『第35屆香港電影金像奨』は色々すごかった

ようです...というのも富山の実家にいて、中継見れなかったから。香港映画界の良心が見えたような結果だったようです。

というのも、最佳電影(最優秀作品賞)に、インディーズのオムニバス作品である『十年』が選ばれたから!

広東語が分からない方のために、金像獎協会主席かつプレゼンターの爾冬陞(イー・トンシン)監督による受賞のコメントを日本語訳して下さった方がTwitterでアップしてましたので、ご本人の許可を得てここに転記します。kk勝手口さん、ありがとうございました。

【爾冬陞】
最も緊張するときがきました。言っときますが私は金像賞の主席になったから目立とうとして賞を渡しに出てきたんじゃないですからね。渡してくれるゲストを見つけられなかったんです。(会場笑)......分かるでしょ、ねえ?(会場笑、拍手)

こう思いました。皆さんを困らせるいわれはない。誰がやってもまずい。でしょ?万一、開けてみて、あの作品の名前があったら、「十十十十......」って、言えなくなっちゃうかもしれないのが心配ですからね。だから私が来たわけ。

チンワン(劉青雲)に発表させよう。だって司会だから問題無い。中性(中立)だ。

【劉青雲】
俺は問題ない。でも中性って何?男性だよ。(会場爆笑)見て分からないの?

【爾冬陞】
まあそういうわけで困らせたくなかったんです。

でも誰か上がってきて愛の手を差し伸べ(共襄善舉=「共に良き行いを完成させよう」。チャリティーの呼びかけ文句)たければ構いませんよ、誰かいませんか?

いない?いなければ映像を見ましょう。

【十年得獎片段】爾冬陞 : 「有個年輕編劇偷偷地問我,主席今年份稿可唔可以有《十年》呢兩個字?羅斯福總統講過,『我地最需要恐懼的是恐懼本身』」#金像獎無懼打壓抵讚#香港人要好好記住呢一刻

Posted by 啱Channel on Sunday, April 3, 2016

【爾冬陞】
あ、忘れてました。我々は6ヶ月前にはすでに今夜の台本の第一稿を書いていました。3ヶ月前にはゲストを探し始めていました。で先月起きたことは皆さん......分かってますよね。でしょ?

それで、ややこしくなったなあ、来年はこんなことがないといいなあと思っていますが...1つ話しておきたいんです。
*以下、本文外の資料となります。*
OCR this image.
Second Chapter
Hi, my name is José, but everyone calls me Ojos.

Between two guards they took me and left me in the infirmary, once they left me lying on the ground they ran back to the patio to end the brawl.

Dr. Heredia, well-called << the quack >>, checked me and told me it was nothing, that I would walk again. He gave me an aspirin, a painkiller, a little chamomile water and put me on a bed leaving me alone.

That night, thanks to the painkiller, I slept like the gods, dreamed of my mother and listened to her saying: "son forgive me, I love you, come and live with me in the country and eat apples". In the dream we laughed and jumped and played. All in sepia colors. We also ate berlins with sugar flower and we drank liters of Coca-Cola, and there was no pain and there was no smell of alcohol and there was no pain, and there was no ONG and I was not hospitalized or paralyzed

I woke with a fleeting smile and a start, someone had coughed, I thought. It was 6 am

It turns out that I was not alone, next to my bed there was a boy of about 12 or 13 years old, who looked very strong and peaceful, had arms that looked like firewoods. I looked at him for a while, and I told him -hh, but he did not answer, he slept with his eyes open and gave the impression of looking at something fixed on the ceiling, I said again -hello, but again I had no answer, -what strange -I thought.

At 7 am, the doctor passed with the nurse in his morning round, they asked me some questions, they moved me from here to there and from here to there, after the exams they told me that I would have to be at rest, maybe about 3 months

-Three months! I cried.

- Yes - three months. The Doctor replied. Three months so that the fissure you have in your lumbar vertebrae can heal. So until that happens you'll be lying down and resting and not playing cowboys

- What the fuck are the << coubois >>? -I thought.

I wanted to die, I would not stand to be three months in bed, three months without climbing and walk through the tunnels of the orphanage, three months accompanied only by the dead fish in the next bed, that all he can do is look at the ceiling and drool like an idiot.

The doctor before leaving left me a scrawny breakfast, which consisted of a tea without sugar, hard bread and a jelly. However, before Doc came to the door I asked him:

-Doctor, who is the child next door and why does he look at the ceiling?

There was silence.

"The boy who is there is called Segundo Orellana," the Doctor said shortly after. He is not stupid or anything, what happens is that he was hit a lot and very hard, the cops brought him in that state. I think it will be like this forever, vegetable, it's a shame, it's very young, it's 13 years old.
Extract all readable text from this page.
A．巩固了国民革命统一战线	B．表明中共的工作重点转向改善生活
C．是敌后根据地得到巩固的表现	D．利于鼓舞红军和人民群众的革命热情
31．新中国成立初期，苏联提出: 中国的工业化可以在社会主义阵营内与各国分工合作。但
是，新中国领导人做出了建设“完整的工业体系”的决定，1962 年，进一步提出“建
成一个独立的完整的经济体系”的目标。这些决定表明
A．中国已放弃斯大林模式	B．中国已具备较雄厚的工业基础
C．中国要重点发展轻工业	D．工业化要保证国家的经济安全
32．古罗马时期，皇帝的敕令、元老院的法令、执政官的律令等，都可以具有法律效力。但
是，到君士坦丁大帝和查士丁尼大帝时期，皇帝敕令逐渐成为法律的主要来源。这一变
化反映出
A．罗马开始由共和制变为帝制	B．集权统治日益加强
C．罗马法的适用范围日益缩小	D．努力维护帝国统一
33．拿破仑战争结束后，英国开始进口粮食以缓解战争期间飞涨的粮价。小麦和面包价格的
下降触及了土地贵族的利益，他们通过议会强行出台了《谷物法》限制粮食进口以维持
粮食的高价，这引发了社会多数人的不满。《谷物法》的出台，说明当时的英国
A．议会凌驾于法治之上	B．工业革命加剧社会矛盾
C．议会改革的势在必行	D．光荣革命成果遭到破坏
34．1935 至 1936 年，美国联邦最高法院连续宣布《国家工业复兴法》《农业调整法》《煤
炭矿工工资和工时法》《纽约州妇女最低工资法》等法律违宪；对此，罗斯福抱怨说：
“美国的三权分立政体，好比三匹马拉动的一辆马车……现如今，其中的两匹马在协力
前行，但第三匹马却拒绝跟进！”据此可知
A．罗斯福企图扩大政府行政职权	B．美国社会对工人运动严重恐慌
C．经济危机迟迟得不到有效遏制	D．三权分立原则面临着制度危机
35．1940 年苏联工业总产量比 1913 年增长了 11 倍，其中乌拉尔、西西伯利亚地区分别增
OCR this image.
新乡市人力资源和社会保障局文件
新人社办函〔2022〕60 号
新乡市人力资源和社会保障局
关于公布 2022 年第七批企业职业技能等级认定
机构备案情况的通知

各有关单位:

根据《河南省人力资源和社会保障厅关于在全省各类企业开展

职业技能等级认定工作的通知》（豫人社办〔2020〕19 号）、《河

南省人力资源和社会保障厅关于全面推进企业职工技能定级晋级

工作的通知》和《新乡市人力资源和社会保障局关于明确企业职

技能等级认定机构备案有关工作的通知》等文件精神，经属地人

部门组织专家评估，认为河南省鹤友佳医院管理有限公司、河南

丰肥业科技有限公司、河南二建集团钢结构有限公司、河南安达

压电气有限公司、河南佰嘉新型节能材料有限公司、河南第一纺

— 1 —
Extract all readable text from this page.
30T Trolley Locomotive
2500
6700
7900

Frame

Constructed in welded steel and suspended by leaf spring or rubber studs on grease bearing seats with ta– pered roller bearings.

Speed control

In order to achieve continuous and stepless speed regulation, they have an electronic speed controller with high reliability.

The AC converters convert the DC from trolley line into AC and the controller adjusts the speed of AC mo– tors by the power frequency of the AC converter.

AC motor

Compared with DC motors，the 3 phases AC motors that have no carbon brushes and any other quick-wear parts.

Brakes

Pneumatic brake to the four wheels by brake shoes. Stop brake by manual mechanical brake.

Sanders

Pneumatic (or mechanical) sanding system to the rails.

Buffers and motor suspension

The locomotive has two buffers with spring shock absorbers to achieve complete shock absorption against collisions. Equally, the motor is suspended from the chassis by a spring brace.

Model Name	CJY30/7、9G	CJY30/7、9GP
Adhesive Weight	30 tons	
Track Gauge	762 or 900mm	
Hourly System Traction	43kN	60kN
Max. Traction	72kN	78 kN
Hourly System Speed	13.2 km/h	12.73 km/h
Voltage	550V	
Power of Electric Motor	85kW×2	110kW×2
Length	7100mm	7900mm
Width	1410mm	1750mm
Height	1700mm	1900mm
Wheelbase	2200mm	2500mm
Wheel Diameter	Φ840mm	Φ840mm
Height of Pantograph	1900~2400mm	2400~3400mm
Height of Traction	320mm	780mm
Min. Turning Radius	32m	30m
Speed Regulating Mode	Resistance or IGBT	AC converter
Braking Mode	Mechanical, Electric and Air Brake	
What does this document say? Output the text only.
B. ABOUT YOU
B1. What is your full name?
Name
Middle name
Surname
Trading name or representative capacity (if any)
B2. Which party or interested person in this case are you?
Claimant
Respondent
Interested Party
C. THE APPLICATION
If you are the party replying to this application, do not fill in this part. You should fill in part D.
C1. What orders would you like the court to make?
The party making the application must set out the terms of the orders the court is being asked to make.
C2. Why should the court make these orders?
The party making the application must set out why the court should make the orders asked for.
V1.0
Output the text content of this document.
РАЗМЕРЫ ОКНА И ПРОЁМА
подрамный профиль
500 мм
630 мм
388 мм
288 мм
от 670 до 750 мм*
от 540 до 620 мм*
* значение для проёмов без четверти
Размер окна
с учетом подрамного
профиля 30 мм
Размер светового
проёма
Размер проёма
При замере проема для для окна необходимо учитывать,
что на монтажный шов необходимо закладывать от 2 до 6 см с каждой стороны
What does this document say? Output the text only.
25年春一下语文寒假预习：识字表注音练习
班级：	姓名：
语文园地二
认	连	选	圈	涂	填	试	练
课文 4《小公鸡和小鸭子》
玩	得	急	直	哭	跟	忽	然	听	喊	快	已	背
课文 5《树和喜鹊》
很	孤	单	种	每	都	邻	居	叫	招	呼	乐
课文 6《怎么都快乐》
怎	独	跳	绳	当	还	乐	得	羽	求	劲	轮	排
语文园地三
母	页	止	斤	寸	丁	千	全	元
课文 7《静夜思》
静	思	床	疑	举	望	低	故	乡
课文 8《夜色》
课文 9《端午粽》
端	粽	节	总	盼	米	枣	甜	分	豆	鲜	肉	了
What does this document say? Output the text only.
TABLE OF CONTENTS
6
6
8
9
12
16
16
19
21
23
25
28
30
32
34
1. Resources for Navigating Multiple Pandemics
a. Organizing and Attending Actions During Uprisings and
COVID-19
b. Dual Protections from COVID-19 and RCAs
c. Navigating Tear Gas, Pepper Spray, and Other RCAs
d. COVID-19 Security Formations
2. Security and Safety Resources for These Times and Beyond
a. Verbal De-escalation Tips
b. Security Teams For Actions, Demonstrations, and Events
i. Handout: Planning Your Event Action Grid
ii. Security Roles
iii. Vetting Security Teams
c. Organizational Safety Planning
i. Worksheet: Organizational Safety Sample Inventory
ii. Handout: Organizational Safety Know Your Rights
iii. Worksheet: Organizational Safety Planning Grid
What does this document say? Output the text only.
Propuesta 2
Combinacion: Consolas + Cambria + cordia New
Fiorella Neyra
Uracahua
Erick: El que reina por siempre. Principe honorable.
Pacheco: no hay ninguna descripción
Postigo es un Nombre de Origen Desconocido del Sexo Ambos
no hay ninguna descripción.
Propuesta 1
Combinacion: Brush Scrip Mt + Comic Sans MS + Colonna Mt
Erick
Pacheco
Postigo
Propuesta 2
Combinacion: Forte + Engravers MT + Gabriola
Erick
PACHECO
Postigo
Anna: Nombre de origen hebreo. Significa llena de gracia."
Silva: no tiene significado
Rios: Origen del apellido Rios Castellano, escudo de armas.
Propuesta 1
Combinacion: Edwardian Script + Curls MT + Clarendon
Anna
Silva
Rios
製作の過程で、チームの平スタッフの若い脚本家がこっそり私に聞きました。「主席、今回『十年』って言葉は出していいんでしょうか?」

私は言いました。「若いの、ルーズベルト大統領はこう言った。『我々が最も恐れる必要があるのは、恐れそのものだ』」。(会場拍手)

今年の最優秀作品賞受賞作は......

(カードを見せて)『十年』。(会場大歓声と拍手)

※改行等若干変えています。

本作品の受賞に関してはジャパナビりえさんも速攻blog更新されています。

香港金像奨2016の最佳電影!映画「十年」:ジャパナビりえ的香港TV道

本作品を選んだ香港映画界の英断、香港映画界の歴史に残る受賞だと思います。この受賞により大きく何かが変わるわけではないでしょうが、香港が、香港で有り続けるための1つのよりどころ的な出来事として語り継がれるでしょう。

また今年の受賞に関して一通りまとまっているblogはこちら。

第三十五屆香港電影金像獎、作品賞は『十年』に!:アジアンパラダイス

作品としては『踏血尋梅』が一人勝ち状態で7部門で受賞。昨年は出張多すぎてノミネートされた作品全てを見てはいないですが、この作品が一人勝ちというのは十分納得。郭富城(アーロン・クォック)が5回目のノミネートでとうとう影帝に。本人もさぞお喜びだと思います。

テレビの前で生中継で見たかった、そんな今年の香港電影金像奨でした。